KBEX
- Dalhart, Texas; United States;
- Broadcast area: Amarillo, Texas
- Frequency: 96.1 MHz
- Branding: La Poderosa 96.1

Programming
- Format: Regional Mexican

Ownership
- Owner: Viva Media, LLC; (Maria Ceniceros);
- Sister stations: KAMT, KQFX

History
- First air date: 1966 (as KXIT-FM)
- Former call signs: KXIT-FM (1966–2008); KIXK (2008–2010); KPPC (2010–2011); KXIT-FM (2011–2013);

Technical information
- Licensing authority: FCC
- Facility ID: 74311
- Class: C1
- ERP: 100,000 watts
- HAAT: 235 meters (771 ft)
- Transmitter coordinates: 35°44′16.8″N 102°15′40.9″W﻿ / ﻿35.738000°N 102.261361°W

Links
- Public license information: Public file; LMS;
- Webcast: Listen Live
- Website: lapoderosa961.com

= KBEX (FM) =

KBEX (96.1 FM) is a radio station broadcasting a Regional Mexican format. Licensed to Dalhart, Texas, United States, it serves the Amarillo metropolitan area. The station is owned by Maria Ceniceros, through licensee Viva Media, LLC. Its studios are located in Amarillo, and its transmitter is northeast of Channing, Texas.

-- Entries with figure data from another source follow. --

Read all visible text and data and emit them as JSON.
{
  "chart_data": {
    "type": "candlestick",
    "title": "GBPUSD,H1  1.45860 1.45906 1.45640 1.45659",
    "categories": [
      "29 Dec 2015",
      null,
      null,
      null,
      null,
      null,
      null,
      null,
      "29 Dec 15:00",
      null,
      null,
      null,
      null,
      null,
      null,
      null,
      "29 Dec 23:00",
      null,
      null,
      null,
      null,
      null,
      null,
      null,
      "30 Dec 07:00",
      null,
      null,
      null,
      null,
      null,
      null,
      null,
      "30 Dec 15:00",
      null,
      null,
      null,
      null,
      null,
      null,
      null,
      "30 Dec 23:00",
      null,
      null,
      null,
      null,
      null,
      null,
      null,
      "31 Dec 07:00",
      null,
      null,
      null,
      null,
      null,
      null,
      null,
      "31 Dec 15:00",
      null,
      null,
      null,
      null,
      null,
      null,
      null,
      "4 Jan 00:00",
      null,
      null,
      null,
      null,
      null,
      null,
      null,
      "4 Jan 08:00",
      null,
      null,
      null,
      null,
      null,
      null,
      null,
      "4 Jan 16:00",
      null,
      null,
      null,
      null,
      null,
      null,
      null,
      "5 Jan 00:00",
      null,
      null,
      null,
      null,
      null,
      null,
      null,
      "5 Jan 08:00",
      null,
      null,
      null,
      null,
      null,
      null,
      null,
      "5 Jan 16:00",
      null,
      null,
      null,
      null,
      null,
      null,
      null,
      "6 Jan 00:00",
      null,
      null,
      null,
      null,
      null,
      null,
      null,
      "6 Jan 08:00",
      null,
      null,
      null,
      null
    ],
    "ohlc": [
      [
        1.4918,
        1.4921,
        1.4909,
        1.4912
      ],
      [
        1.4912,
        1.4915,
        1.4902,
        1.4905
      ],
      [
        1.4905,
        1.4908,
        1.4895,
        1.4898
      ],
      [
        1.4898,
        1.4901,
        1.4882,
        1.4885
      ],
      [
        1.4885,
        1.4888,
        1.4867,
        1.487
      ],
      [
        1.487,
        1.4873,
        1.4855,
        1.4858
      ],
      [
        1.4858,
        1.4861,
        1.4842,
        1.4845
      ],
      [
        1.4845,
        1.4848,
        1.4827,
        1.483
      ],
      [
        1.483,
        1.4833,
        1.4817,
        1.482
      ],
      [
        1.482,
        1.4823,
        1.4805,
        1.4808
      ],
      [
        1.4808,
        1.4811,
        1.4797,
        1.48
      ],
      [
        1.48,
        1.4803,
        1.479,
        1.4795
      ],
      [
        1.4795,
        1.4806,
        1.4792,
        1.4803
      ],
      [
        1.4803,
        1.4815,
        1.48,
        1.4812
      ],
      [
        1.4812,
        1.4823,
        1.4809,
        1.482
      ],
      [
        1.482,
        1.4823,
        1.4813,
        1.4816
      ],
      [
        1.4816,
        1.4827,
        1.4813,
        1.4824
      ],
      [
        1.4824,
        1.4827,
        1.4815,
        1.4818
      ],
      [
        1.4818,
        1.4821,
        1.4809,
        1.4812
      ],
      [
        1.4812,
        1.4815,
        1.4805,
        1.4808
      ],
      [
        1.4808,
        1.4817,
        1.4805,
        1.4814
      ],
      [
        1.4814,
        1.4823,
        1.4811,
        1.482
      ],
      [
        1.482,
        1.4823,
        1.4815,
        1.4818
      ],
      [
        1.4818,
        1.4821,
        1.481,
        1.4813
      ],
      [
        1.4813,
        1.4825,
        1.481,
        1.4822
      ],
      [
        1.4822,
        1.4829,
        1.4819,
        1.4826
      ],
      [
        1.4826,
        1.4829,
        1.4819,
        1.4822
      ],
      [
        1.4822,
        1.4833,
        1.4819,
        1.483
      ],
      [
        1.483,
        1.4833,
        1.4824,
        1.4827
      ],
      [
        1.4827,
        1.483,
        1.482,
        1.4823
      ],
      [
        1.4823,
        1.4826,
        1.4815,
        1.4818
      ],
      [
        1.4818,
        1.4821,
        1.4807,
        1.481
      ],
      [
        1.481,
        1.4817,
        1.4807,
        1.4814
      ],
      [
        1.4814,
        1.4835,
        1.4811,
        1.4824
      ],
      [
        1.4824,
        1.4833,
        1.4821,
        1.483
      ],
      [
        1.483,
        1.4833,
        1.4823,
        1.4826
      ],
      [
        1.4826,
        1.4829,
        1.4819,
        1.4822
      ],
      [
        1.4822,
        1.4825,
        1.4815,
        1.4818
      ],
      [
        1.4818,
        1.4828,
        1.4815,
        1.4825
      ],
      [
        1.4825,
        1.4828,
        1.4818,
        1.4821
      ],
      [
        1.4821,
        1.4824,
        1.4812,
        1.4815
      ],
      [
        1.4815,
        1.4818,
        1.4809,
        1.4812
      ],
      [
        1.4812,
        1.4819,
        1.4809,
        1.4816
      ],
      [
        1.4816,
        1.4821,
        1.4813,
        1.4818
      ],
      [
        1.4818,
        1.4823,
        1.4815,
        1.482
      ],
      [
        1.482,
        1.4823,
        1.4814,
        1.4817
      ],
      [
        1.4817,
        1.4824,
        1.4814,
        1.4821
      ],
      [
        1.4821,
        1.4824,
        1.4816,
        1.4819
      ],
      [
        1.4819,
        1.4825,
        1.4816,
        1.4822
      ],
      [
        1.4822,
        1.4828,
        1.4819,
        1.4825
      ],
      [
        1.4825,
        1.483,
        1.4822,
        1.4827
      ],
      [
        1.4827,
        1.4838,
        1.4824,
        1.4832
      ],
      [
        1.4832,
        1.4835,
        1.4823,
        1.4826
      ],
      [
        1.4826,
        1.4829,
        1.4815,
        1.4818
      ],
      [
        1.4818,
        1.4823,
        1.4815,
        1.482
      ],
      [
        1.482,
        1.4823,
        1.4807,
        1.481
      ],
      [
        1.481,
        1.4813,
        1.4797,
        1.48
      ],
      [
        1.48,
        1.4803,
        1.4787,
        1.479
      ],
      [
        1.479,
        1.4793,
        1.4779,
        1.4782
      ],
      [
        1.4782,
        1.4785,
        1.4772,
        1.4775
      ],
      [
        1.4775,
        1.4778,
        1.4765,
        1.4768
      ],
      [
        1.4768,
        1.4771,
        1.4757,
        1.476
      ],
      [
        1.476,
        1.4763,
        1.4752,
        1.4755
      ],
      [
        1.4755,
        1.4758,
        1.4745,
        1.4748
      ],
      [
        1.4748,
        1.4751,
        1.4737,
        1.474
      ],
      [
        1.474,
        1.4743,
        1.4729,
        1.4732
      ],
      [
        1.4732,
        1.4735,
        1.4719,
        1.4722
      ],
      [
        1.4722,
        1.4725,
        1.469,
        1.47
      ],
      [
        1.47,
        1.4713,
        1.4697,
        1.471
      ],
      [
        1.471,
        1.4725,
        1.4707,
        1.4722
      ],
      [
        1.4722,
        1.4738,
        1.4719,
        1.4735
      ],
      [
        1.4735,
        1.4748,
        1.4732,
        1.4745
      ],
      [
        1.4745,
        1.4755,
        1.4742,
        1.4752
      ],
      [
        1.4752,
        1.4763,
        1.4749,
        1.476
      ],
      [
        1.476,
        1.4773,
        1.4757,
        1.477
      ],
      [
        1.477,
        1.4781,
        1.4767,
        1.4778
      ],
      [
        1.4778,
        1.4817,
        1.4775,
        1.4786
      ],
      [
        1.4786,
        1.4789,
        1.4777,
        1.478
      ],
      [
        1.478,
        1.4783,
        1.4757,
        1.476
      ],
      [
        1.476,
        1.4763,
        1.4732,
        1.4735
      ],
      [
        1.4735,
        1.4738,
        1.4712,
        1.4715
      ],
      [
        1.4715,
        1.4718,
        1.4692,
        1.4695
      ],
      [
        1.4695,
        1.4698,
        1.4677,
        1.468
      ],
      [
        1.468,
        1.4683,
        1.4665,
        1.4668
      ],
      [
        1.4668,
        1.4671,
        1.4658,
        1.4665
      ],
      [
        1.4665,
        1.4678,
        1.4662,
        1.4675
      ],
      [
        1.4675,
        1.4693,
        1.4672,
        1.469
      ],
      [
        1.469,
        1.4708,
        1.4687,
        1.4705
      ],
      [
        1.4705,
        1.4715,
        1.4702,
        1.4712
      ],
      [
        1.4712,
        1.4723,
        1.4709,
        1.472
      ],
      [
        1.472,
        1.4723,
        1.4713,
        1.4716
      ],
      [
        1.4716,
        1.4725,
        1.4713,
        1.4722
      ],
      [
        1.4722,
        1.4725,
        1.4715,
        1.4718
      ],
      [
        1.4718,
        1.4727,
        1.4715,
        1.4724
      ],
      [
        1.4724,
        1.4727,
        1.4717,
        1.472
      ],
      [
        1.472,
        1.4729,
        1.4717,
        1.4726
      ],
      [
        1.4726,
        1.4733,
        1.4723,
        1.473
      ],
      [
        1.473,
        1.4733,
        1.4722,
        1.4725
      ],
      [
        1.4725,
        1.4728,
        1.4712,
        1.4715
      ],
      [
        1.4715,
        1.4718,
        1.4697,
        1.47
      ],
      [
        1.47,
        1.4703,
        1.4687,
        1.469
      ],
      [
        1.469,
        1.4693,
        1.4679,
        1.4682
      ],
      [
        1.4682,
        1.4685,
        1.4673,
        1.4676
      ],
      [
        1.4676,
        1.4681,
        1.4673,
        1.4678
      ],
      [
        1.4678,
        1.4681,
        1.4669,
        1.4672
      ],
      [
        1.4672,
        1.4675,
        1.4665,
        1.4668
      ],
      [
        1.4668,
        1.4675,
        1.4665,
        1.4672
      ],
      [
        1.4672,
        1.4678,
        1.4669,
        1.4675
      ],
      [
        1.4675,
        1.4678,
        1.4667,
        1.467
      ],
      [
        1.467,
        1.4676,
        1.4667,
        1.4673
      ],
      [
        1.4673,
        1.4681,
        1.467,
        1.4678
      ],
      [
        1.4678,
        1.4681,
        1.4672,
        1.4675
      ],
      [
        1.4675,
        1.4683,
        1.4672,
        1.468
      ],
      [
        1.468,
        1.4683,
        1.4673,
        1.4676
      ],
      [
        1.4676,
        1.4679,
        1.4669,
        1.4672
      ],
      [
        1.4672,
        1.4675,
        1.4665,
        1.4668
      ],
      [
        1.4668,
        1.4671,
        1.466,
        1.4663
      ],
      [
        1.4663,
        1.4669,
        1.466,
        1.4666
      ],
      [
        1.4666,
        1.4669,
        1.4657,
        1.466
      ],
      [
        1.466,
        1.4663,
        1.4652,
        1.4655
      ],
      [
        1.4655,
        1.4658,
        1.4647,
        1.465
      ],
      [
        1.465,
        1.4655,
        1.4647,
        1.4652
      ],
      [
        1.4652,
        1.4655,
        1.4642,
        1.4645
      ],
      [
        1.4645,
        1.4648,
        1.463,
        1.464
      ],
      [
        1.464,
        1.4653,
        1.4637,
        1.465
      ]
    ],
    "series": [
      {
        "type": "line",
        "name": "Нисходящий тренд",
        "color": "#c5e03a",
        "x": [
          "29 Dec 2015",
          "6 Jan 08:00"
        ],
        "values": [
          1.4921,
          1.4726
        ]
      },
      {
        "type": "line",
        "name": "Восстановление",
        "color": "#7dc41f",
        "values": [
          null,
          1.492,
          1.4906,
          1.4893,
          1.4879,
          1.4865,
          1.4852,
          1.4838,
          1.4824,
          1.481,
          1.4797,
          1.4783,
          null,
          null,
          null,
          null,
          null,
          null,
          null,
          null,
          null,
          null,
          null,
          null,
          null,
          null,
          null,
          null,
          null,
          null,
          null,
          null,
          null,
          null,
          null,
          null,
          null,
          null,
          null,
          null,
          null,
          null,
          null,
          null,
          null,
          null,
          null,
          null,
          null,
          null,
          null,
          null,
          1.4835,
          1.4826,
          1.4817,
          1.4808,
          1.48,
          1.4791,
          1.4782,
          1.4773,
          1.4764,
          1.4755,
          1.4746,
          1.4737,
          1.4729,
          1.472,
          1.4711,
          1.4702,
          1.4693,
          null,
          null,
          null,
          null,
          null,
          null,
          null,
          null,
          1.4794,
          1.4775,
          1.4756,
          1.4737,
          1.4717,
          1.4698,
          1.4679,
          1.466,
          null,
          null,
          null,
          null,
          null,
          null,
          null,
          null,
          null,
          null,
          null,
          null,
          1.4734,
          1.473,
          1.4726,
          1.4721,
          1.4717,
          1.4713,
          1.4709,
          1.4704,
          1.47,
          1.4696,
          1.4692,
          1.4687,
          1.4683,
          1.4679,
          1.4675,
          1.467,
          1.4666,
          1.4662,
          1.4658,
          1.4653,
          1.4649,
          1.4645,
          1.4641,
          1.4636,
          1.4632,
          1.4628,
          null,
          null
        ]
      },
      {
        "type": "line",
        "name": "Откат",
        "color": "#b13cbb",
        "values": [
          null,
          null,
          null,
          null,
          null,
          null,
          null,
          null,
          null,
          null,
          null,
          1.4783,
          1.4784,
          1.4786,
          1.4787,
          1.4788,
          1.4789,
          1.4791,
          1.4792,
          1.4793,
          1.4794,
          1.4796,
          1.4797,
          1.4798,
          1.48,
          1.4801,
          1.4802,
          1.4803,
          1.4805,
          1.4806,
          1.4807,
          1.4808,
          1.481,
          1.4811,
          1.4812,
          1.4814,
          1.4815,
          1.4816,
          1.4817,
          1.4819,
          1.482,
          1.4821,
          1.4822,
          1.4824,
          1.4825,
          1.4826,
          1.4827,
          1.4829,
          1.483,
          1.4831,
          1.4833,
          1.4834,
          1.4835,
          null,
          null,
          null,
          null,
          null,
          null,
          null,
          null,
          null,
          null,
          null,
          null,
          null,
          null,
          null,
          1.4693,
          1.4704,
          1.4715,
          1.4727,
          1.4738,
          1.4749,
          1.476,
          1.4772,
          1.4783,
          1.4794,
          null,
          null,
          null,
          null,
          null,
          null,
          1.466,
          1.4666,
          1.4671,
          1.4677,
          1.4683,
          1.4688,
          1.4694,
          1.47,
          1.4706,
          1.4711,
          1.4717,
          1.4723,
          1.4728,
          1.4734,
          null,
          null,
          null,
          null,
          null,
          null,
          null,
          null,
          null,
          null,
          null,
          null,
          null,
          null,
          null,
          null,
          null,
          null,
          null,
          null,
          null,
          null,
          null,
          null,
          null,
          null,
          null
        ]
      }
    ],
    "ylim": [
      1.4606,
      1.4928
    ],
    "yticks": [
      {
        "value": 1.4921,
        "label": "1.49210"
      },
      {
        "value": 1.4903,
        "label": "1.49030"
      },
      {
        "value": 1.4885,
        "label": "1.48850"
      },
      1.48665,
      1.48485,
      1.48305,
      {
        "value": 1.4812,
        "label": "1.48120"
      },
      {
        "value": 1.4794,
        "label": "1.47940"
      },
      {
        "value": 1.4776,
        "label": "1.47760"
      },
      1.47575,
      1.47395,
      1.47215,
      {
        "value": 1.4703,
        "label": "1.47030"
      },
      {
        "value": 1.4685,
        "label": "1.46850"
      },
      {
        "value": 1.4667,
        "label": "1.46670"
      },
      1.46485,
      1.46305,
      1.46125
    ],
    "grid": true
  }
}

The station was assigned the KBEX call letters by the Federal Communications Commission on February 20, 2013. KBEX is the second station to use the KBEX call sign. Prior to 2005, KBEX was typically used as a stock call sign for fictional TV and radio stations in film, radio and television productions until the sign-on of KBEX in Brenham, Texas (which held the calls until 2008), that year.